(CNN) – The organization formed from President Barack Obama's presidential campaign stressed Monday their fight for tighter restrictions on guns didn't end with the issue's defeat in Congress.
Organizing for Action, which actively promoted Obama's gun control agenda in the months leading up to the April vote, will expand their field effort now that some lawmakers are discussing bringing gun control back up for a vote in Washington.
That includes an expanded field effort, with additional organizers in what Carson called "targeted locations" to help promote Obama's agenda. OFA currently has paid staff in nineteen states.
"We really think a very important way to change the conversation in Washington is to demonstrate support for the president's agenda out in the states," OFA's executive director Jon Carson said on a conference call Monday.
The group's efforts in the lead-up to the vote included blasting emails to their massive distribution list, formed from Obama's two successful presidential bids. Supporters were also encouraged to message their senators and congressmen to ask for votes increasing limits on guns.
Community events were organized with gun violence survivors in districts of potentially swayable senators, a joint effort between OFA and Mayors Against Illegal Guns, the group headed and partially funded by New York City Mayor Michael Bloomberg.
And online ads were taken out pressing senators to vote for tighter controls on guns, including lawmakers representing battleground states Obama won in November like New Hampshire, Ohio and Iowa.
Yet of those senators targeted in the small online buy, only two voted for expanding background checks on gun sales – Sen. Susan Collins of Maine, a moderate Republican, and Sen. Martin Heinrich of New Mexico, a Democrat. Both were considered likely "yes" votes from the beginning stages of the gun control effort.

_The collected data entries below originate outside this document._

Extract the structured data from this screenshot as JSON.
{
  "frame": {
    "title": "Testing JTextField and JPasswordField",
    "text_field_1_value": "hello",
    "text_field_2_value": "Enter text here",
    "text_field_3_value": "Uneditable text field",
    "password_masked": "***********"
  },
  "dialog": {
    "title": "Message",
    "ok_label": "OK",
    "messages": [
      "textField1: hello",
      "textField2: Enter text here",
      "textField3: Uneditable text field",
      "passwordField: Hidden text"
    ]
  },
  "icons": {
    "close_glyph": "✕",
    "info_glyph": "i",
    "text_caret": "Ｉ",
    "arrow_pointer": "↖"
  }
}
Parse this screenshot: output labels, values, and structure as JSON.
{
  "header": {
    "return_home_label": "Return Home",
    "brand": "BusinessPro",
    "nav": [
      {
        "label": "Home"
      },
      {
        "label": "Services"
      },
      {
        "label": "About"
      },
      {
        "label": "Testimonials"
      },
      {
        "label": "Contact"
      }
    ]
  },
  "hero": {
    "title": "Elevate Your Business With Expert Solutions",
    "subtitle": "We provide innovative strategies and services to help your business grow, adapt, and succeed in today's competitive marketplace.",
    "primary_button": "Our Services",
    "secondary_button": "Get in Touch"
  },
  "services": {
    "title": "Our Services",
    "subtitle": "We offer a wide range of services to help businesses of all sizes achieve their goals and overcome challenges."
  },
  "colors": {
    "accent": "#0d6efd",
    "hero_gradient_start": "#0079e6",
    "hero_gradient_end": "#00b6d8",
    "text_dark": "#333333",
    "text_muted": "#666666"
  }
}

The April 17 defeat of the bipartisan background checks measure was seen as a major blow to that push, which began after the Newtown elementary shooting in December that left 26 people dead.
After the vote, Obama called out senators who opposed the background checks bill, suggesting they were ignoring the will of the people who elected them.
Noting polls that showed 90% support for such a measure, Obama called it a "pretty shameful day for Washington" and wondered of Congress: "Who are we here to represent?"
And his aligned political group has sought to drive that message home, taking out another round of online ads. Some thank senators for voting in support of the background check bill, but others go after senators who helped defeat the measure.
"Americans have clearly not forgotten the senators who stood with the 90% of Americans who support background checks, and those that didn't," Carson said Monday, adding OFA would "continue to provide support on the ground and on the air to serious efforts to make background checks the law."
That effort has also been undertaken by other pro-gun control groups, including Bloomberg's Mayors Against Illegal Guns. That organization sent the daughter of the slain principal of Sandy Hook Elementary School to a town hall held by Sen. Kelly Ayotte of New Hampshire, who voted against the background checks bill.
The groups' efforts have cast Republicans as overly swayed by gun lobbyists like the National Rifle Association, which opposed the background check measure.
"We'll never be as deep-pocketed or as well-connected as the gun lobby," Carson wrote in an email to supporters earlier Monday. "What we have is better. It's the voices of real Americans who are standing up and saying they've seen enough of gun violence tearing apart communities like Newtown and Tucson and Aurora and Chicago."
OFA said in April it had raised $4.8 million in the first quarter of 2013, from 109,582 donors. The average donation was $44. That was the first report on the financial viability of the group, which officially launched in January.